MusiqueLes albums sacrés
Crédit photo : 4AD
Le yin et le yang, réunis en 38 minutes
À mi-chemin entre le rock abrasif des débuts et des mélodies plus accrocheuses, l’album nous offre un formidable condensé de rage brutale, ponctué çà et là de moments lumineux. Mais ce tour de force, d’une rare puissance, a pris vie après des mois de débats et de remises en question.
En effet, l’arrivée du producteur Gil Norton a apporté une nouvelle perspective et de nouvelles idées au sein du groupe, notamment lors de l’enregistrement de l’opus. Son désir d’ajouter un côté plus pop aux compositions très rugueuses et garage de Black Francis, qui signe tous les nouveaux morceaux, a mené à certains différends artistiques.
En fin de compte, ce sont ces deux visions certes aux antipodes qui ont donné à Doolittle ce son aigre-doux si particulier. Ainsi, des morceaux rageurs et bruts comme «Tame», «Crackity Jones» et «Dead» côtoient des pièces beaucoup plus accrocheuses et structurées comme «Here Comes Your Man», un véritable hymne qui marquait la fin d’une décennie.
On a droit à un côté très raw et un côté plus givré sur fond de thématiques surréalistes.
Le groupe sort même le violon et la contrebasse sur le brûlot environnementaliste «Monkey Gone to Heaven». Gil Norton aura assurément marqué un virage plus «progressiste» et progressif au sein du groupe.
L’album de la flexibilité
Si Surfer Rosa signait le point culminant des Pixies en termes de son pesant et abrasif (gracieuseté du producteur Steve Albini), Doolittle marque un temps nouveau, avec un son plus souple, des moments franchement agréables (comme sur «La La Love Yo»), mais parfois assombris par des incursions plus chaotiques. On est brassé et charmé à la fois, ce qui en fait un album intemporel qui s’apprécie encore très bien aujourd’hui, tant pour les néophytes que les nostalgiques.

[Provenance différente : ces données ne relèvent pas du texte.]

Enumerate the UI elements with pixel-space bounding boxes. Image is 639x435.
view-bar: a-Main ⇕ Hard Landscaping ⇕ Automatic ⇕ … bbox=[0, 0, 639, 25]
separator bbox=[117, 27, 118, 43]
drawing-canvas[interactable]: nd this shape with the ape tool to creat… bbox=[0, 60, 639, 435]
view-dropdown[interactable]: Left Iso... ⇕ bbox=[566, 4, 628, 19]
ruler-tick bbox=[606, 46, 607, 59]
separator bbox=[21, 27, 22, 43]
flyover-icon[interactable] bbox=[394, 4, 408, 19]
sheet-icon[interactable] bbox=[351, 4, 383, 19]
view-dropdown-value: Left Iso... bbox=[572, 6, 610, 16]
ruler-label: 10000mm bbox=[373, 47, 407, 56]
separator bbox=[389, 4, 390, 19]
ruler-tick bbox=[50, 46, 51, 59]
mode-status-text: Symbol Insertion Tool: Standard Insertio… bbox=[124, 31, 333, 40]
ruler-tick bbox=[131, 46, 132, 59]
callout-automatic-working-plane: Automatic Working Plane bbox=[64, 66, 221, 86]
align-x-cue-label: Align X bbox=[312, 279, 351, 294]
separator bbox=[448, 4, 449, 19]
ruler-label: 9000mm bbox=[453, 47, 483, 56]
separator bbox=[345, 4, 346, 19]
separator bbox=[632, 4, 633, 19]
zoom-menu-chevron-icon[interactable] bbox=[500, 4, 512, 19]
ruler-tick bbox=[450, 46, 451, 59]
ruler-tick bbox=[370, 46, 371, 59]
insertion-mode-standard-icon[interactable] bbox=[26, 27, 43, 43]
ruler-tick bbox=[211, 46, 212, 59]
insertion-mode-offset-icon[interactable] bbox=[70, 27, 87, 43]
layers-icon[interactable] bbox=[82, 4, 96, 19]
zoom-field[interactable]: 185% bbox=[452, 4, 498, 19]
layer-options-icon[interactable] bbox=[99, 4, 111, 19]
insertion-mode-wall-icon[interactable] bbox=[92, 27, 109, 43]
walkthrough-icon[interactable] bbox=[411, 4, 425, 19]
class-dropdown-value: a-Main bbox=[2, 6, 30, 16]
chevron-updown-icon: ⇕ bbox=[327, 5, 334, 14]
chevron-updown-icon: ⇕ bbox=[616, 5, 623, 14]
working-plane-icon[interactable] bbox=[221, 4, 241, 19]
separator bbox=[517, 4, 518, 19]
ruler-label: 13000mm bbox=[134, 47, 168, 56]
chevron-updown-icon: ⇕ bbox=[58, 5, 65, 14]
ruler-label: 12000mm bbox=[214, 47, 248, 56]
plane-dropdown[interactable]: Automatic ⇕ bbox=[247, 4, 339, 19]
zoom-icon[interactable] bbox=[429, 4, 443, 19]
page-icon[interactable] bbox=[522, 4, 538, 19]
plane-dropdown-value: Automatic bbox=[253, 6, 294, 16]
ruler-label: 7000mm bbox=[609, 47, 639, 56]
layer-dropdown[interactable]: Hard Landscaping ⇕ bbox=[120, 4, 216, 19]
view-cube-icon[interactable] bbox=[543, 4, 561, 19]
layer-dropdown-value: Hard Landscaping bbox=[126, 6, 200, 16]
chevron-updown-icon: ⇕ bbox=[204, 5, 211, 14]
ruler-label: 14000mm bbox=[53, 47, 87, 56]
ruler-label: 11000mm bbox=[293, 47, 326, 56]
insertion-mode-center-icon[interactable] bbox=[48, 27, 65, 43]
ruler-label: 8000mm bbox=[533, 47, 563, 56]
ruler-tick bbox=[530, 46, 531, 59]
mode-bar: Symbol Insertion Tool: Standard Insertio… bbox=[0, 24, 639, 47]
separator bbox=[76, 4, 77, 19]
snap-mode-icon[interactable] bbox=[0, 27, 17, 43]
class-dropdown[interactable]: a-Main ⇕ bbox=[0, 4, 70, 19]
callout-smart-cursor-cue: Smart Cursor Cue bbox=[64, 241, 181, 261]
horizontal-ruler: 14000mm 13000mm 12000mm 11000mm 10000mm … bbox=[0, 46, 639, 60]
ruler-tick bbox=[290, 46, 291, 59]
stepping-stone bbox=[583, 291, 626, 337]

Dès l’ouverture, l’opus laisse à entendre un son typiquement Pixies! «Debaser» nous insuffle une bonne dose de rock vitaminé, avec des guitares distorsionnées, ses références énigmatiques (la pièce évoque notamment le court-métrage Un chien andalou de Luis Buñuel), et des lignes de basses si distinctes, signées Kim Deal. La troisième piste, «Wave of Mutilation», est un exemple parfait de cet équilibre artistique entre le rock furieux et les productions plus «travaillées». Le tout, en deux minutes, top chrono!
Et l’album se conclut finalement de brillante manière avec l’irrésistible «Gouge Away» et ses références bibliques à Samson. Black Francis a d’ailleurs décrit ce morceau comme étant le meilleur de tout l’album.
Bien avant Nirvana, il y avait les Pixies…
Ce Doolittle, certifié disque d’or six ans après sa sortie, occupe une grande place dans le catalogue musical du groupe, ressuscité en 2014. Des morceaux comme «Hey» sont devenus de véritables pièces d’anthologie, par leur son original, leur finition irréprochable, et les prouesses techniques de Kim Deal et du guitariste Joey Santiago, qui épaulent à merveille le leader Black Francis.
Et il faut se l’avouer: l’essence Pixies est encore là: des pièces courtes, énigmatiques, souvent rentre-dedans, sans aucun flafla. Il n’est jamais trop tard pour (re)découvrir cette œuvre majeure, qui posera les jalons sur ce qu’allait devenir plus tard le son grunge de la scène musicale de Seattle.
Comparez donc la mélodie de «Wave of Mutilation» à celle de «Smells Like Teen Spirit» de Nirvana pour constater l’influence évidente!